Anne Tyler. Foto: Michael Lionstar
Hay novelistas que necesitan montar un andamio para levantar su casa de la ficción. Jonathan Franzen, por ejemplo. Otras, como Anne Tyler (Minneapolis, 1941), simplemente te franquean la puerta directamente, y antes de que te des cuenta escuchas las historias de una familia, sentado en la mesa de la cocina. Estas novelas son un poco como los vaqueros en la ropa, te encuentras cómodo en ellas y lo que se cuenta enseguida resulta natural, porque reconoces los tejidos con que están confeccionadas, los padres, los hijos y sus problemas de ajuste a la vida social, la escuela, la universidad. De hecho, esta vigésima novela de Tyler, y quizás su última, está situada en Baltimore, escenario de todas sus ficciones, en una típica casa americana, amplia y cómoda, donde sus habitantes aun cuando se casan mantienen su habitación, o al menos una caja en el garaje con los juguetes y libros de la niñez. El lazo familiar nunca se rompe. La marca novelística de Tyler se reconoce enseguida, pues las personas, sus personajes, se desarrollan como individuos, y les entendemos por el trato con los padres, con los hermanos, quizás con alguna amiga.Una excelente y famosa serie de televisión, The Wire, sucede también en Baltimore, en los barrios marginales donde la criminalidad y la droga rompen vidas. En cambio, la ciudad de Tyler es el espacio de clase media, donde los desastres sociales de la marginación y la pobreza apenas existen. La serie televisiva y la novela presentan la dificultad de forjar una identidad personal. Casi imposible en el Baltimore de las drogas, porque allí las normas de conducta las impone la calle, mientras en el Baltimore burgués la identidad se forma en el trato con los miembros de la familia. La gente de clase media vive aislada de los vecinos, a quienes ocasionalmente saludan, y donde el rico ignora la presencia de quienes poseen menos recursos.
La historia novelesca aborda la vida de tres generaciones de Whitshanks, empezando por el abuelo, Junior, quien construyó la casa familiar, el espacio de la novela, y su esposa Linnie (jamás fueron invitados por los vecinos, pues él era un simple trabajador de la construcción), hasta su hijo Red, que heredará el negocio, casado con Abby, una trabajadora social, en cierta medida la protagonista de la obra, y sus cuatro hijos. El problemático Dennis, un hombre que desempeña mil oficios, se casa, tiene una hija, se separa de la mujer, mantiene contacto ocasional con la familia, aunque permanece siempre en el centro de las preocupaciones. Sus hermanas, en cambio, saben valerse por sí mismas.

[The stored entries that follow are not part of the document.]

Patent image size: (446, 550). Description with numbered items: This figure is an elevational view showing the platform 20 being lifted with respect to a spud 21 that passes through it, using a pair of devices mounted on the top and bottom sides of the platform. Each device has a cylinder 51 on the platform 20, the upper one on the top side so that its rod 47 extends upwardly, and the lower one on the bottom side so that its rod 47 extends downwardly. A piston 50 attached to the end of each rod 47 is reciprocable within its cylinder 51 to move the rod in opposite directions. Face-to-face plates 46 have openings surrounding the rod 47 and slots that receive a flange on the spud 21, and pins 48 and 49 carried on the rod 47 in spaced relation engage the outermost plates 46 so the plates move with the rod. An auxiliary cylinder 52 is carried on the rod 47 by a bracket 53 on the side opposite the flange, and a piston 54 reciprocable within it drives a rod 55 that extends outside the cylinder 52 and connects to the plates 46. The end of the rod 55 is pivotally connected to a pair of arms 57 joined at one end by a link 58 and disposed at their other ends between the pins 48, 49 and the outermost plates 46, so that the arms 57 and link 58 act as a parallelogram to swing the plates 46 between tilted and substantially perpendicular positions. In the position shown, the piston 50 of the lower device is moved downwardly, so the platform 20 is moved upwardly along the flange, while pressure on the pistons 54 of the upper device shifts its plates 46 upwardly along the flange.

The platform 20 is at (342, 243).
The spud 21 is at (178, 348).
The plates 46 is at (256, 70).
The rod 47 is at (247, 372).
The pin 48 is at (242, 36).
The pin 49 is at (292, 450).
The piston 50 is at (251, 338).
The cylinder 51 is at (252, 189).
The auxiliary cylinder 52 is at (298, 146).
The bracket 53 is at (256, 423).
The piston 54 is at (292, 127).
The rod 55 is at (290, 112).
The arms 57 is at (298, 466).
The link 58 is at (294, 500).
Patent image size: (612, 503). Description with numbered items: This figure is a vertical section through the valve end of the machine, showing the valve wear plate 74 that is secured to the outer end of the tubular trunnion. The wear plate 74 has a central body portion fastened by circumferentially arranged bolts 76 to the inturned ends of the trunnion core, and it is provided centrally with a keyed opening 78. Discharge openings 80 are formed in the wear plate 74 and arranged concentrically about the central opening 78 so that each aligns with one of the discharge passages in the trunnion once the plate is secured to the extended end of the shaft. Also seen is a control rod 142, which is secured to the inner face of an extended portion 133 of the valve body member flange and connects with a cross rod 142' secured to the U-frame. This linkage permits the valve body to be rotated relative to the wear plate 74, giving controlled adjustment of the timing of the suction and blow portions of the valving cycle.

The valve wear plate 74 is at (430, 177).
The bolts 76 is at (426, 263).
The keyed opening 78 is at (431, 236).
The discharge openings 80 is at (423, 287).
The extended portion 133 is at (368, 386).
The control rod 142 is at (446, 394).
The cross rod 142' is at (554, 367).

El cuarto hermano, Stem, a pesar de ser adoptado acabará encargándose de dar continuidad a la empresa familiar y de cuidar a los padres.
La casa y la familia componen el círculo básico y primordial de la vida norteamericana y son, junto a las menciones a Dios y a la bandera, los pilares del entramado social. La historia de los Whitshank le sirve a Tyler para explorar el elemento humano tras ese emoticón sonriente que suele ponerse sobre la palabra familia. Desmonta el supuesto amor infinito, perdurable, de los padres hacia los hijos, difícil de mantener en caso de Dennis, o el perdón de cuantos errores se cometan, las pequeñas traiciones, que chocan con la realidad de los sentimientos humanos. A veces, el resentimiento hacia una persona debido a un comportamiento que nos disgusta resulta inevitable. Tyler hila sus historias con la maestría y ternura de una sabia conocedora de nuestro corazón.